First and foremost, the Hoffmans received news from Jack’s Boston neurologist that his tumor was stable to slightly smaller compared to his last MRI in October. That was especially encouraging when Wednesday’s MRI was compared to Jack’s April 2012 MRI that showed his tumor had grown. The significant shrinkage of the tumor made the doctor’s words “very heartening,” said Andy Hoffman, Jack’s dad. “She said the MRI looks fantastic.”
That surprising development helped reinforce the second part of Wednesday’s good news when Andy and his wife, Brianna, joined Executive Director for Uplifting Athletes Scott Shirley and Christine Bork, Chief Development officer for CureSearch for Children’s Cancer, in presenting a $275,000 check to pediatric brain cancer researchers at Boston’s Dana Farber Cancer Institute.
The check represents money raised in 2012 through Team Jack t-shirt sales, private fundraisers, University of Nebraska student fundraisers, plus donations to CureSearch and Uplifting Athletes. The anonymous $100,000 donation made to Nebraska’s Uplifting Athletes Chapter is included in the $275,000 contribution.
The award to the Cancer Institute targets specific pediatric brain cancer research designed to improve drug delivery methods to the tumor. The goal is research that might someday treat the disease with chemically engineered “smart drugs.”
The research will begin later this month..
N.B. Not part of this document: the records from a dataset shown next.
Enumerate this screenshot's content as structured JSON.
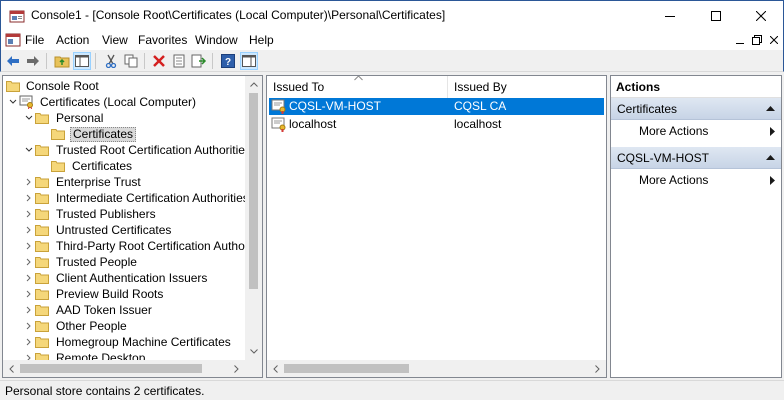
{
  "window": {
    "title": "Console1 - [Console Root\\Certificates (Local Computer)\\Personal\\Certificates]"
  },
  "menu": {
    "items": [
      "File",
      "Action",
      "View",
      "Favorites",
      "Window",
      "Help"
    ]
  },
  "toolbar": {
    "buttons": [
      "back-icon",
      "forward-icon",
      "up-folder-icon",
      "show-hide-tree-icon",
      "cut-icon",
      "copy-icon",
      "delete-icon",
      "properties-icon",
      "export-icon",
      "help-icon",
      "show-hide-action-pane-icon"
    ]
  },
  "tree": {
    "items": [
      {
        "label": "Console Root",
        "icon": "console-root-icon",
        "expander": "none"
      },
      {
        "label": "Certificates (Local Computer)",
        "icon": "certificates-snapin-icon",
        "expander": "expanded"
      },
      {
        "label": "Personal",
        "icon": "folder-open-icon",
        "expander": "expanded"
      },
      {
        "label": "Certificates",
        "icon": "folder-icon",
        "expander": "none",
        "selected": true
      },
      {
        "label": "Trusted Root Certification Authorities",
        "icon": "folder-open-icon",
        "expander": "expanded"
      },
      {
        "label": "Certificates",
        "icon": "folder-icon",
        "expander": "none"
      },
      {
        "label": "Enterprise Trust",
        "icon": "folder-icon",
        "expander": "collapsed"
      },
      {
        "label": "Intermediate Certification Authorities",
        "icon": "folder-icon",
        "expander": "collapsed"
      },
      {
        "label": "Trusted Publishers",
        "icon": "folder-icon",
        "expander": "collapsed"
      },
      {
        "label": "Untrusted Certificates",
        "icon": "folder-icon",
        "expander": "collapsed"
      },
      {
        "label": "Third-Party Root Certification Authorities",
        "icon": "folder-icon",
        "expander": "collapsed"
      },
      {
        "label": "Trusted People",
        "icon": "folder-icon",
        "expander": "collapsed"
      },
      {
        "label": "Client Authentication Issuers",
        "icon": "folder-icon",
        "expander": "collapsed"
      },
      {
        "label": "Preview Build Roots",
        "icon": "folder-icon",
        "expander": "collapsed"
      },
      {
        "label": "AAD Token Issuer",
        "icon": "folder-icon",
        "expander": "collapsed"
      },
      {
        "label": "Other People",
        "icon": "folder-icon",
        "expander": "collapsed"
      },
      {
        "label": "Homegroup Machine Certificates",
        "icon": "folder-icon",
        "expander": "collapsed"
      },
      {
        "label": "Remote Desktop",
        "icon": "folder-icon",
        "expander": "collapsed"
      }
    ]
  },
  "list": {
    "columns": [
      "Issued To",
      "Issued By"
    ],
    "rows": [
      {
        "issued_to": "CQSL-VM-HOST",
        "issued_by": "CQSL CA",
        "icon": "certificate-key-icon",
        "selected": true
      },
      {
        "issued_to": "localhost",
        "issued_by": "localhost",
        "icon": "certificate-key-icon",
        "selected": false
      }
    ]
  },
  "actions": {
    "title": "Actions",
    "sections": [
      {
        "heading": "Certificates",
        "items": [
          "More Actions"
        ]
      },
      {
        "heading": "CQSL-VM-HOST",
        "items": [
          "More Actions"
        ]
      }
    ]
  },
  "status": {
    "text": "Personal store contains 2 certificates."
  },
  "colors": {
    "selection": "#0078d7",
    "action_header": "#c7d4e6",
    "window_border": "#2b5797"
  }
}
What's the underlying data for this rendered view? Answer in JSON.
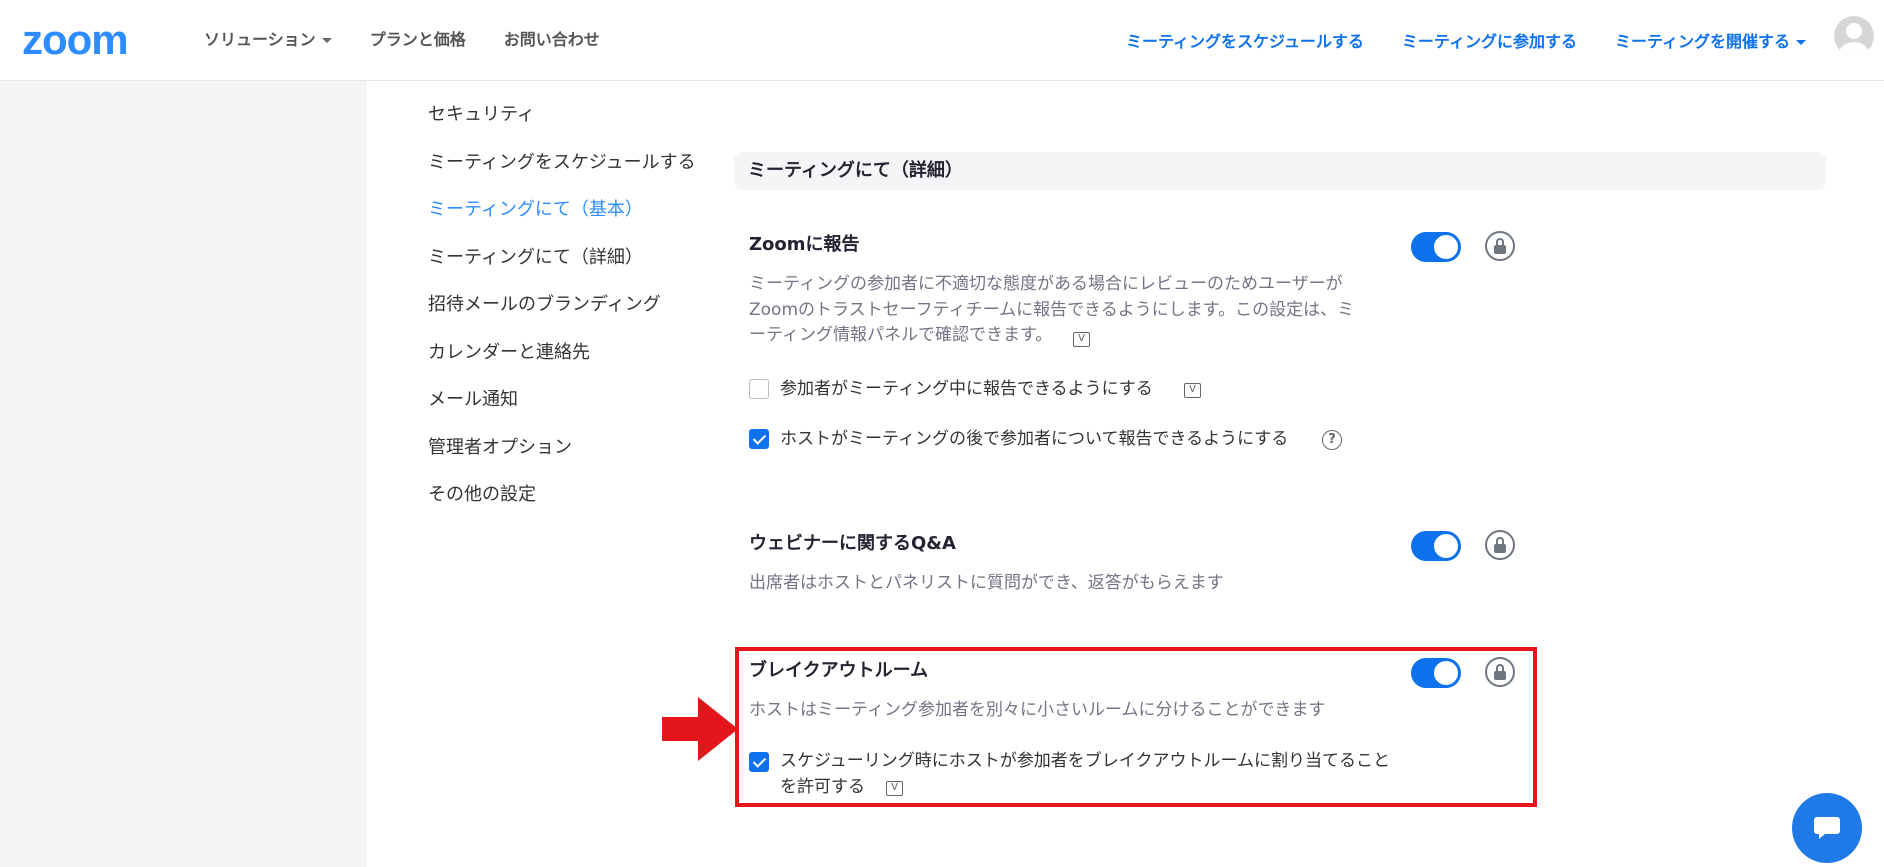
{
  "header": {
    "logo": "zoom",
    "nav_left": [
      {
        "label": "ソリューション",
        "has_caret": true
      },
      {
        "label": "プランと価格",
        "has_caret": false
      },
      {
        "label": "お問い合わせ",
        "has_caret": false
      }
    ],
    "nav_right": [
      {
        "label": "ミーティングをスケジュールする",
        "has_caret": false
      },
      {
        "label": "ミーティングに参加する",
        "has_caret": false
      },
      {
        "label": "ミーティングを開催する",
        "has_caret": true
      }
    ]
  },
  "sidebar": {
    "items": [
      {
        "label": "セキュリティ",
        "active": false
      },
      {
        "label": "ミーティングをスケジュールする",
        "active": false
      },
      {
        "label": "ミーティングにて（基本）",
        "active": true
      },
      {
        "label": "ミーティングにて（詳細）",
        "active": false
      },
      {
        "label": "招待メールのブランディング",
        "active": false
      },
      {
        "label": "カレンダーと連絡先",
        "active": false
      },
      {
        "label": "メール通知",
        "active": false
      },
      {
        "label": "管理者オプション",
        "active": false
      },
      {
        "label": "その他の設定",
        "active": false
      }
    ]
  },
  "section": {
    "title": "ミーティングにて（詳細）"
  },
  "settings": {
    "report": {
      "title": "Zoomに報告",
      "desc_line1": "ミーティングの参加者に不適切な態度がある場合にレビューのためユーザーが",
      "desc_line2": "Zoomのトラストセーフティチームに報告できるようにします。この設定は、ミ",
      "desc_line3": "ーティング情報パネルで確認できます。",
      "enabled": true,
      "option1": {
        "label": "参加者がミーティング中に報告できるようにする",
        "checked": false
      },
      "option2": {
        "label": "ホストがミーティングの後で参加者について報告できるようにする",
        "checked": true
      }
    },
    "qa": {
      "title": "ウェビナーに関するQ&A",
      "desc": "出席者はホストとパネリストに質問ができ、返答がもらえます",
      "enabled": true
    },
    "breakout": {
      "title": "ブレイクアウトルーム",
      "desc": "ホストはミーティング参加者を別々に小さいルームに分けることができます",
      "enabled": true,
      "option": {
        "label_line1": "スケジューリング時にホストが参加者をブレイクアウトルームに割り当てること",
        "label_line2": "を許可する",
        "checked": true
      }
    }
  },
  "icons": {
    "v_icon_glyph": "V",
    "help_icon_glyph": "?"
  },
  "colors": {
    "brand": "#2D8CFF",
    "link": "#0E72ED",
    "toggle_on": "#0E72ED",
    "highlight": "#e4151b"
  }
}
“Nebraska should be very proud of what we’ve accomplished in the fight against pediatric brain cancer,” said Nebraska Associate AD Keith Zimmer, who connected the Hoffman family with Burkhead and that, in turn, forged a relationship with the entire Husker program. “Our fans showed this past fall that when they get behind a team, they get behind a team. Their unending loyalty to the cause and the campaign of pediatric brain cancer has put the disease in a position to be further researched by one of the world’s most accomplished cancer research centers.”
Jack’s dad finds it difficult to describe the impact of that relationship. “It’s incredible,” he said, “when you stop and think about how one college football player (Burkhead) made one little boy (Jack) battling brain cancer feel so important.”
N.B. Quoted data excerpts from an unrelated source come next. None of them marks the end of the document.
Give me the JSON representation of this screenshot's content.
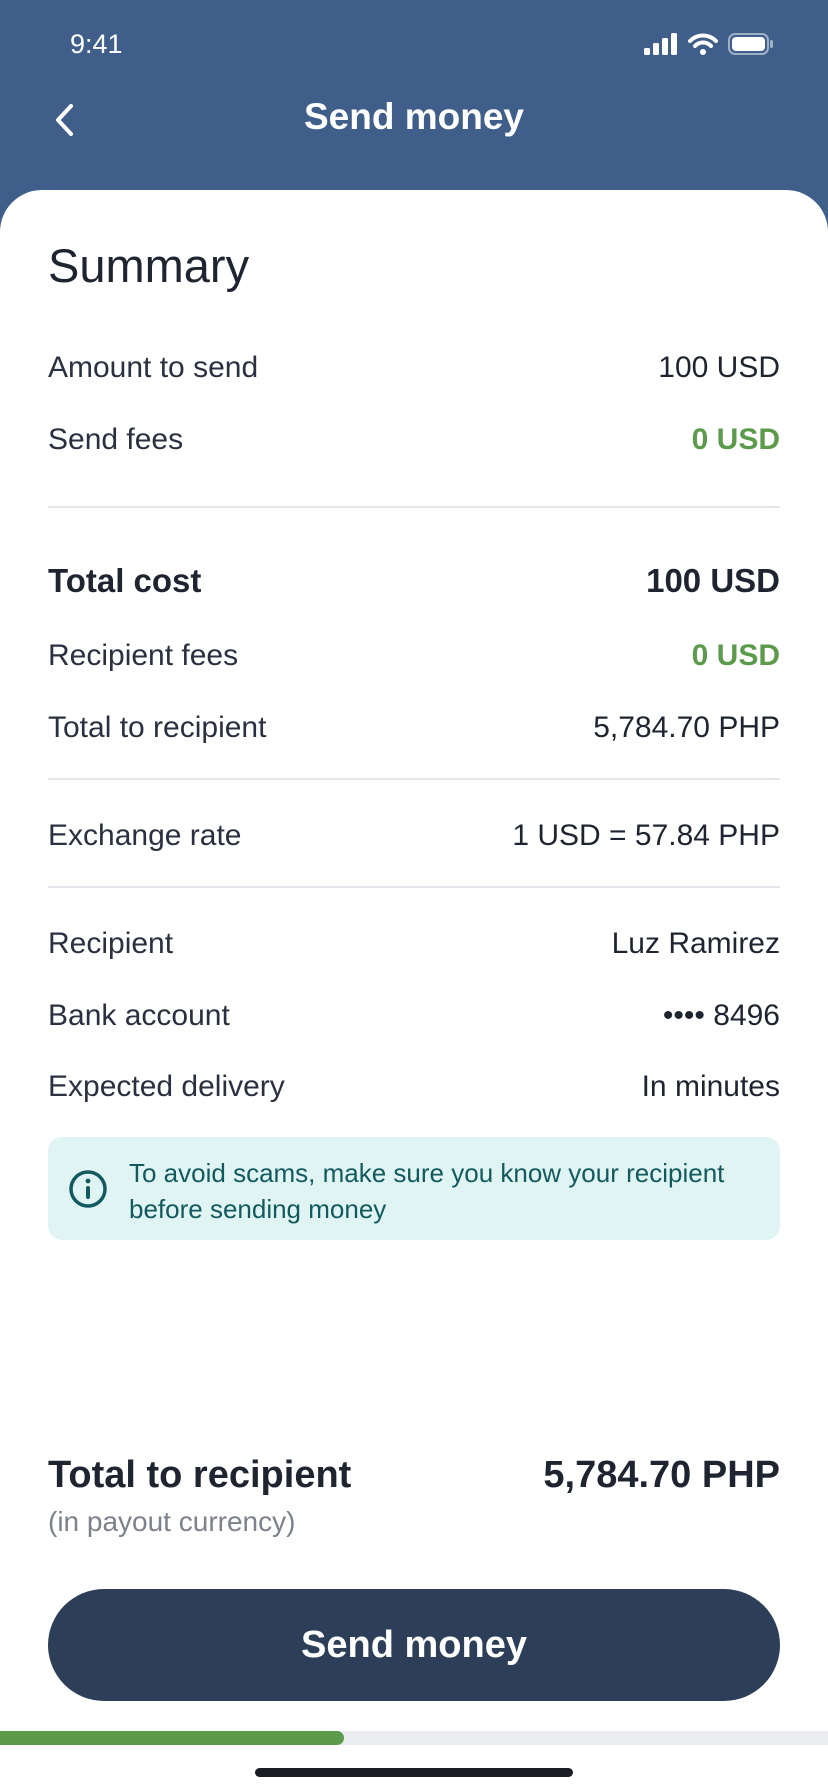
{
  "status_bar": {
    "time": "9:41"
  },
  "header": {
    "title": "Send money",
    "back_icon": "chevron-left-icon"
  },
  "summary": {
    "title": "Summary",
    "amount_to_send": {
      "label": "Amount to send",
      "value": "100 USD"
    },
    "send_fees": {
      "label": "Send fees",
      "value": "0 USD"
    },
    "total_cost": {
      "label": "Total cost",
      "value": "100 USD"
    },
    "recipient_fees": {
      "label": "Recipient fees",
      "value": "0 USD"
    },
    "total_to_recipient": {
      "label": "Total to recipient",
      "value": "5,784.70 PHP"
    },
    "exchange_rate": {
      "label": "Exchange rate",
      "value": "1 USD = 57.84 PHP"
    },
    "recipient": {
      "label": "Recipient",
      "value": "Luz Ramirez"
    },
    "bank_account": {
      "label": "Bank account",
      "value": "•••• 8496"
    },
    "expected_delivery": {
      "label": "Expected delivery",
      "value": "In minutes"
    }
  },
  "notice": {
    "icon": "info-icon",
    "text": "To avoid scams, make sure you know your recipient before sending money"
  },
  "footer": {
    "total_label": "Total to recipient",
    "total_sublabel": "(in payout currency)",
    "total_value": "5,784.70 PHP",
    "button_label": "Send money"
  },
  "progress": {
    "fraction": 0.415
  },
  "colors": {
    "header": "#3f5f8a",
    "accent_green": "#5d9b4c",
    "button": "#2d3f58",
    "notice_bg": "#e0f4f4",
    "notice_text": "#125a5e"
  }
}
Because of the notoriety created by that relationship, including ABC national television coverage and a poignant Big Ten Network feature centering on Jack's battle with a deadly disease, pediatric brain cancer was given a national platform that spurred successful fundraising.
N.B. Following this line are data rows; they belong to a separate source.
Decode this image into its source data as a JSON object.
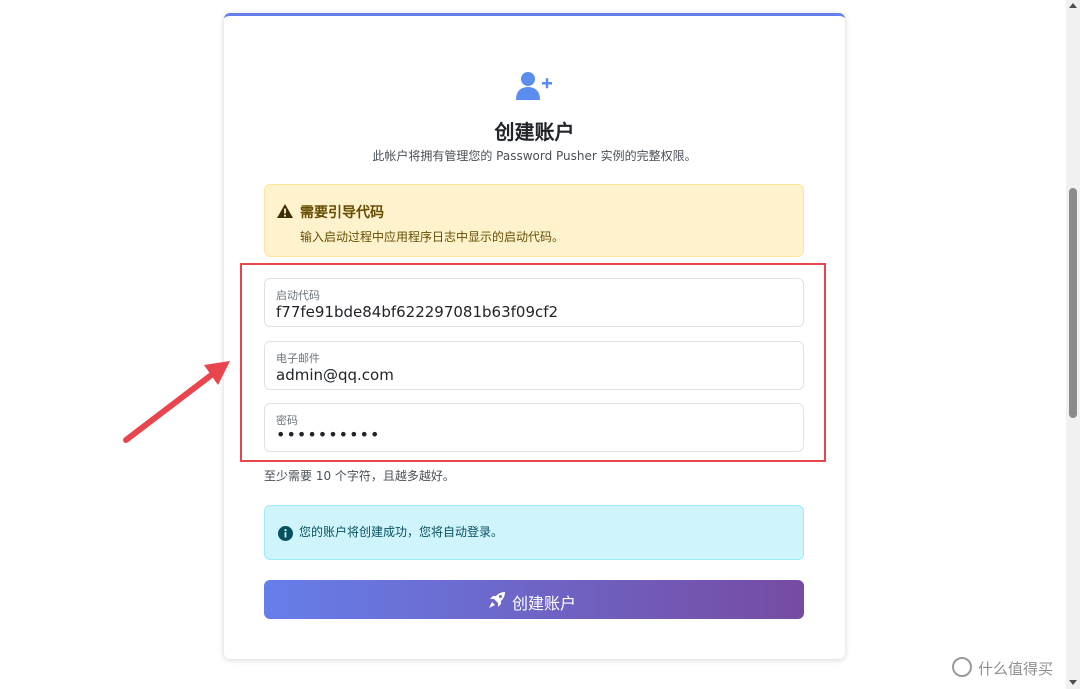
{
  "header": {
    "title": "创建账户",
    "subtitle": "此帐户将拥有管理您的 Password Pusher 实例的完整权限。"
  },
  "warning": {
    "title": "需要引导代码",
    "text": "输入启动过程中应用程序日志中显示的启动代码。"
  },
  "fields": [
    {
      "label": "启动代码",
      "value": "f77fe91bde84bf622297081b63f09cf2"
    },
    {
      "label": "电子邮件",
      "value": "admin@qq.com"
    },
    {
      "label": "密码",
      "value": "••••••••••"
    }
  ],
  "hint": "至少需要 10 个字符，且越多越好。",
  "info": {
    "text": "您的账户将创建成功，您将自动登录。"
  },
  "submit_label": "创建账户",
  "watermark": "什么值得买",
  "colors": {
    "accent_start": "#667eea",
    "accent_end": "#764ba2",
    "warning_bg": "#fff3cd",
    "info_bg": "#cff4fc",
    "highlight": "#e8454e"
  },
  "icons": {
    "header": "user-plus-icon",
    "warning": "warning-triangle-icon",
    "info": "info-circle-icon",
    "submit": "rocket-icon"
  }
}
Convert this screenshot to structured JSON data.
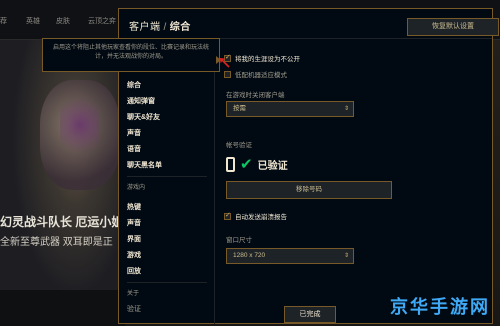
{
  "background": {
    "nav": [
      "荐",
      "英雄",
      "皮肤",
      "云顶之弈"
    ],
    "title": "幻灵战斗队长 厄运小姐",
    "subtitle": "全新至尊武器 双耳即是正"
  },
  "window": {
    "title_left": "客户端",
    "title_sep": "/",
    "title_right": "综合",
    "reset_label": "恢复默认设置",
    "done_label": "已完成"
  },
  "sidebar": {
    "items_top": [
      "综合",
      "通知弹窗",
      "聊天&好友",
      "声音",
      "语音",
      "聊天黑名单"
    ],
    "section_game": "游戏内",
    "items_game": [
      "热键",
      "声音",
      "界面",
      "游戏",
      "回放"
    ],
    "section_about": "关于",
    "items_about": [
      "验证"
    ]
  },
  "settings": {
    "privacy_label": "将我的生涯设为不公开",
    "privacy_checked": true,
    "lowspec_label": "低配机器适应模式",
    "lowspec_checked": false,
    "close_label": "在游戏时关闭客户端",
    "close_value": "按需",
    "account_label": "帐号验证",
    "verified_text": "已验证",
    "remove_label": "移除号码",
    "bug_label": "自动发送崩溃报告",
    "bug_checked": true,
    "window_size_label": "窗口尺寸",
    "window_size_value": "1280 x 720"
  },
  "tooltip": {
    "text": "启用这个将阻止其他玩家查看你的段位、比赛记录和玩法统计，并无法观战你的对局。"
  },
  "watermark": "京华手游网",
  "colors": {
    "gold": "#c8aa6e",
    "gold_dark": "#785a28",
    "verified_green": "#0ac864",
    "arrow_red": "#e02020"
  }
}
"Rex winning the Rare Disease Champion Award (presented by Uplifting Athletes) really kicked everything off for Nebraska supporting this cause," Jack's dad said. "When Rex won that award, pediatric brain cancer was given a voice, and from there, our support for battling the disease kept growing and growing. The ripple effect created from that powerful visit to Lincoln in September of 2011 made it all the way to Boston and one of the leading cancer research institutions in the world. That's why it still hasn't fully sunk in for us. It's been such a remarkable sharing of support and hope, and we thank Husker fans everywhere."